Flamboyant owner Jorge Vergara had gloated about their first leg win and promised his side would silence the Bombonera by winning the return as well.

Vergara's wind-ups are regarded as good-natured fun in the tamer world of Mexican domestic soccer but he clearly miscalculated when he tried it on Boca's fanatical players and supporters.

BAUTISTA ATTACKED

Trouble broke out in the 79th minute when Boca midfielder Raul Cascini head-butted Bautista, who raised four fingers at the crowd to remind them of the score.

This enraged the Boca players and sparked a brawl in which Baustista and Boca striker Martin Palermo were sent off.

Despite police protection, Bautista was punched from behind by a fan who had scaled the five-metre fencing around the field while missiles rained down on visiting goalkeeper Jesus Corona.

Referee Martin Vazquez took the players to the centre circle and, after waiting 20 minutes, attempted to restart the match despite Corona's pleas.

Television pictures vividly showed the look of sheer terror on the Mexican goalkeeper's face as he was coaxed back into the goal with a wall of Boca fans in the three-tier stand only two metres behind.

When the first object was thrown, play was called off.

Boca had attempted to unsettle their opponents with late tackles and non-stop provocation from the start.

Referee Vazquez, who had another torrid experience only three days earlier when he refereed a stormy Penarol-Nacional derby in his native Uruguay, was criticised for being too lenient, especially with the Boca ringleaders Palermo, Cascini and striker Guillermo Barros Schelotto.

Schelotto vehemently protested every decision against his team but was not even warned for his persistant dissent.

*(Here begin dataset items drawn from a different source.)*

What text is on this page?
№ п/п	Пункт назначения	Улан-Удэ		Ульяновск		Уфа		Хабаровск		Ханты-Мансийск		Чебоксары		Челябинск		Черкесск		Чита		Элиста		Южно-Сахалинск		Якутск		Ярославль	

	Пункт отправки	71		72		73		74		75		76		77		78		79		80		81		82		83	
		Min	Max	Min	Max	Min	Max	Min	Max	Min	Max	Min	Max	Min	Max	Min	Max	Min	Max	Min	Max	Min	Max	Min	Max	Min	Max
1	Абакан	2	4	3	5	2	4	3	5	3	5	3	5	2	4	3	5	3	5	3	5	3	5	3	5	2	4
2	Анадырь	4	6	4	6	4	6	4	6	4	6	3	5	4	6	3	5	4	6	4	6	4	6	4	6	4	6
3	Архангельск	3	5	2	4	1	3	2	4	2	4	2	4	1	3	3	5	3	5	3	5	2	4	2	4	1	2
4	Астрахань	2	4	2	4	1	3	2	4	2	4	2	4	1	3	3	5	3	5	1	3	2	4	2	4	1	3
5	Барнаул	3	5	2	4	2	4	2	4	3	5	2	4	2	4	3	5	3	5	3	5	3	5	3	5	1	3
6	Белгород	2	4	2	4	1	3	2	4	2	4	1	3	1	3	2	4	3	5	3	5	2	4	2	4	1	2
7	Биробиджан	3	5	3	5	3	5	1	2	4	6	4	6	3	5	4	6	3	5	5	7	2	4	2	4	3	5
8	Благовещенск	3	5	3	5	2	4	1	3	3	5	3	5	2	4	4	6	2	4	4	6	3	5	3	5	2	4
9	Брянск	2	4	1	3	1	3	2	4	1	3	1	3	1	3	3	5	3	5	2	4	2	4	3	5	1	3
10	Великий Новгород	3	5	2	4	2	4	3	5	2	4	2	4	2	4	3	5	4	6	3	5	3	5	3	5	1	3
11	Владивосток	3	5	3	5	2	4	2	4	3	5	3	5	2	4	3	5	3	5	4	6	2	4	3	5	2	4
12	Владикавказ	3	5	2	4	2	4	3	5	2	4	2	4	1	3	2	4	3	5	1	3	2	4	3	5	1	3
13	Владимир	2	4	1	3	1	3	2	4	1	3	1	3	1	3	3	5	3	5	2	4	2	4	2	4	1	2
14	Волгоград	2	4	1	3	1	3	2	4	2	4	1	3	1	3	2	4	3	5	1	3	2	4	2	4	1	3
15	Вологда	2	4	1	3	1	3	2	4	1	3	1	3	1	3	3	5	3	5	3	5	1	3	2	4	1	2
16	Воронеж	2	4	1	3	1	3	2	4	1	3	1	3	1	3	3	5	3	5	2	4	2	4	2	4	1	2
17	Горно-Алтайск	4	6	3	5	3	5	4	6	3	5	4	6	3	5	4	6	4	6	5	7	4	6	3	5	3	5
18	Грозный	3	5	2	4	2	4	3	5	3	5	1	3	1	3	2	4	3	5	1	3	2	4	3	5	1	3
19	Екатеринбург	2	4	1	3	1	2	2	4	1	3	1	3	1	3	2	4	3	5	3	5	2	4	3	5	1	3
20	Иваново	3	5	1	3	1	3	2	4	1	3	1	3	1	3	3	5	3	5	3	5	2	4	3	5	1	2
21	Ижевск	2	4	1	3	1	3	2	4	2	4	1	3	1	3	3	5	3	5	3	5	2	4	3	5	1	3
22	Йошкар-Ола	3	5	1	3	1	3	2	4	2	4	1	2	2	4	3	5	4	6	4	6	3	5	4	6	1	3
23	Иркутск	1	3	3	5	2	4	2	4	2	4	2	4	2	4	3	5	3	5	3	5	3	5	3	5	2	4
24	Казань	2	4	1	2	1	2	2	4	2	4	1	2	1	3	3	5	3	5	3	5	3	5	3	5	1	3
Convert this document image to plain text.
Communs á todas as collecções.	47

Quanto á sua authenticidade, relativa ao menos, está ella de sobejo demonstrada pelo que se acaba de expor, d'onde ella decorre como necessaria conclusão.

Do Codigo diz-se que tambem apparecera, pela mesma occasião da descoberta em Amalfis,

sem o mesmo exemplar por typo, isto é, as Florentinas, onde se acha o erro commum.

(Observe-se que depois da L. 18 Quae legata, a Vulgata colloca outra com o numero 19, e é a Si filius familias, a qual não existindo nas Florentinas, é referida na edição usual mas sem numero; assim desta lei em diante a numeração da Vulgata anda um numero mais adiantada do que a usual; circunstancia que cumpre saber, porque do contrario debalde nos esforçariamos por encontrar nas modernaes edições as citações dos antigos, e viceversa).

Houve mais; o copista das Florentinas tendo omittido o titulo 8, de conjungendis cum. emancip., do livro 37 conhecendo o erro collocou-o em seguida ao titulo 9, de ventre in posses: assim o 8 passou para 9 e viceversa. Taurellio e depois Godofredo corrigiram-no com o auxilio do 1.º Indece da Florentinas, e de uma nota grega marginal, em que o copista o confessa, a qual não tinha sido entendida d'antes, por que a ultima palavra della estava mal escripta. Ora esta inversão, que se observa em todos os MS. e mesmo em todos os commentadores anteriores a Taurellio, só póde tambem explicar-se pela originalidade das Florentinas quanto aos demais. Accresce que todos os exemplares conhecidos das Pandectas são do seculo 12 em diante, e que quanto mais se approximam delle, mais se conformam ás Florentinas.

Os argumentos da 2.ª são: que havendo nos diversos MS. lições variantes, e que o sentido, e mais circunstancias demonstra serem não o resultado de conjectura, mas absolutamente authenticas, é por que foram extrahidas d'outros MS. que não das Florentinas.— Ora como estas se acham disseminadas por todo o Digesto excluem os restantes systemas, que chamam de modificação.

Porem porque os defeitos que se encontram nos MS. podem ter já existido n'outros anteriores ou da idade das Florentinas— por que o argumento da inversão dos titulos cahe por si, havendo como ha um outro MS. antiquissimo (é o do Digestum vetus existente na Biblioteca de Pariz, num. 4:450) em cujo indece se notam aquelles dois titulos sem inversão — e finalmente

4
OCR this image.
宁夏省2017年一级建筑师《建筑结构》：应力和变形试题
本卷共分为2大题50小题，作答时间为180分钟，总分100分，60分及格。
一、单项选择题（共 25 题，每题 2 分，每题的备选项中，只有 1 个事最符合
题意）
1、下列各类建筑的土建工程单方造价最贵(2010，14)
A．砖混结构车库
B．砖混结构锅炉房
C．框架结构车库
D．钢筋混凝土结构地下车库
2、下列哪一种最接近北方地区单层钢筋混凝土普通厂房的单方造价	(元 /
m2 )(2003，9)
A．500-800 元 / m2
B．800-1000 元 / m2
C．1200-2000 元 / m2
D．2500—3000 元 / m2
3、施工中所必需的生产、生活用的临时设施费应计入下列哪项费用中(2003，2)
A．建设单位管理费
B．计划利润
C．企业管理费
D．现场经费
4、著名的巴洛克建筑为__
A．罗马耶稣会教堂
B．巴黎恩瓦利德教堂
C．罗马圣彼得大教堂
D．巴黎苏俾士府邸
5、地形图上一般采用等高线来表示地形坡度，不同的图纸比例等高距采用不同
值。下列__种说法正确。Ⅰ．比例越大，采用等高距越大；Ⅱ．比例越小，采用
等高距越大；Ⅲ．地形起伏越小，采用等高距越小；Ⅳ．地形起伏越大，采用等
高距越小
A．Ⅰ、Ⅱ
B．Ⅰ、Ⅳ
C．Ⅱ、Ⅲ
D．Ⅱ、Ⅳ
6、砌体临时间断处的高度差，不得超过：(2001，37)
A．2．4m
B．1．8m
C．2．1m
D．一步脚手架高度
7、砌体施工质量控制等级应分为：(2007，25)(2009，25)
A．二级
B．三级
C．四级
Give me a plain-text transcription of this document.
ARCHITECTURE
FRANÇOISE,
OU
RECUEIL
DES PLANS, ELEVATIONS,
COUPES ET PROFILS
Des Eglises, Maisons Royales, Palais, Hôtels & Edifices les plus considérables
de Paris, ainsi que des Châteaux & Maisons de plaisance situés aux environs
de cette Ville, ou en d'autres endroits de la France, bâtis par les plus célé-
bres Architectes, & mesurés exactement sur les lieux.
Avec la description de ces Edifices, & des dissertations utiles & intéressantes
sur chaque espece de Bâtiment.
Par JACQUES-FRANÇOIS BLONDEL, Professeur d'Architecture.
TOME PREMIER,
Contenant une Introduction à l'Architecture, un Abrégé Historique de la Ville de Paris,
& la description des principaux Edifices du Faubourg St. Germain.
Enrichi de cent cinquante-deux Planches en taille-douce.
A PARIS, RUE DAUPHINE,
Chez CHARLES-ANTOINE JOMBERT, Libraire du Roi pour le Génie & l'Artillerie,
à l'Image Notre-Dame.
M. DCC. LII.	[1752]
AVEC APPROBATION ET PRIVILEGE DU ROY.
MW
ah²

Vazquez also allowed several shocking late tackles to go unpunished.

The defeat appeared to signal the end of an era for Boca, who won the competition three times between 2000 and 2003 under Carlos Bianchi, Benitez's elegant predecessor who is now at Atletico Madrid.

The South American Football Confederation (CSF), often criticised for being too lenient in similar cases in the past, will have the final say but Boca have already been handed their biggest punishment.

Their dismal domestic form means that they have no hope of qualifying for next year's Libertadores and must wait until 2007 before launching another assault on the continent's biggest prize.